4.7.            Hoewel er anamnestische gegevens waren die met zich brachten dat rekening diende te worden gehouden met een acuut coronair syndroom – pijn bij de schouder links, een man op leeftijd met overgewicht en hypertensie en aanvankelijk vegetatieve symptomen (transpireren en een grauwe gelaatskleur) – waren er ook een aantal negatieve bevindingen. Klager heeft niet aangegeven last te hebben gehad van pijn op de borst of in de linkerarm. Er was geen uitstralende pijn. Klager had geen last van kortademigheid en ten tijde van het consult geen vegetatieve verschijnselen. De bloeddruk was goed. Bij het bewegen van de schouder bleken beperkingen, aldus de arts, en het palperen leverde pijnklachten op.

Het Centraal Tuchtcollege is van oordeel dat niet is komen vast te staan dat de arts onvoldoende heeft uitgevraagd en onderzocht. Het is niet onbegrijpelijk dat de arts – die tijdens de mondelinge behandeling heeft aangegeven bij het consult van de klager aanvankelijk wel gedacht te hebben aan een acuut coronair syndroom – de klachten uiteindelijk niet aan een cardiaal maar aan een myogeen probleem heeft toegeschreven. Dat de arts daarvan  een  tuchtrechtelijk verwijt valt te maken, is niet komen vast te staan.
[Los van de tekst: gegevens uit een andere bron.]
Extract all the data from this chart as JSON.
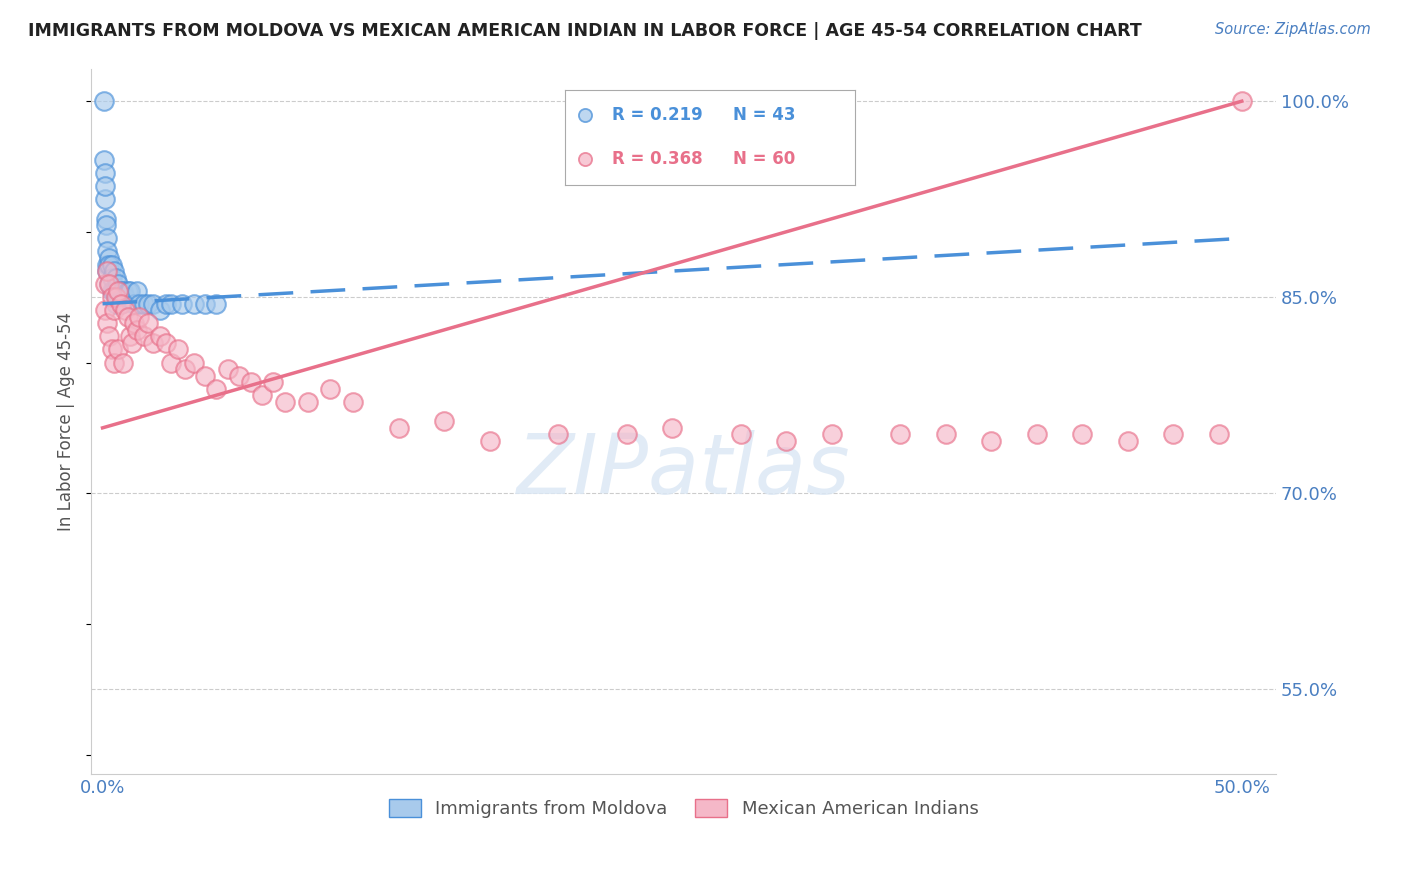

4.8.            Daarbij merkt het Centraal Tuchtcollege nog op dat aan de verklaring van de dochter van klager dat klager tijdens het consult geklaagd zou hebben over pijn op de borst geen doorslaggevende betekenis toekomt omdat deze verklaring onvoldoende is om voor onjuist te houden hetgeen in het journaal is gemeld, te weten: “geen POB”. Het Centraal Tuchtcollege voegt daaraan toe dat klager desgevraagd zelf heeft aangegeven zich niet meer te herinneren of hij heeft geklaagd over pijn op de borst.

4.9.            Tot slot wordt overwogen dat de verklaring van de eigen huisarts van klager, anders dan namens de arts wordt gesteld, in dit hoger beroep wel toelaatbaar is, maar geen bijdrage kan leveren aan de waarheidsvinding. Het handelen van de arts ten tijde van het consult met klager moet immers worden getoetst. Wat zich achteraf heeft afgespeeld, speelt daarbij geen rol. Dat geldt ook voor de verklaring van de cardioloog van 24 september 2010.

4.10.        De conclusie luidt dat het beroep dient te worden verworpen.

5.         Beslissing

Het Centraal Tuchtcollege voor de Gezondheidszorg:

verwerpt het beroep.

Deze beslissing is gegeven door: mr. C.H.M. van Altena, voorzitter, mr. M. Zandbergen en mr. M. Wigleven, leden-juristen en drs. B.P.M. Schweitzer en drs. M.G.M. Smid-Oostendorp, leden-beroepsgenoten en mr. B.J. Broekema-Engelen, secretaris, en uitgesproken ter openbare zitting van 11 december 2012.              Voorzitter   w.g.            Secretaris  w.g.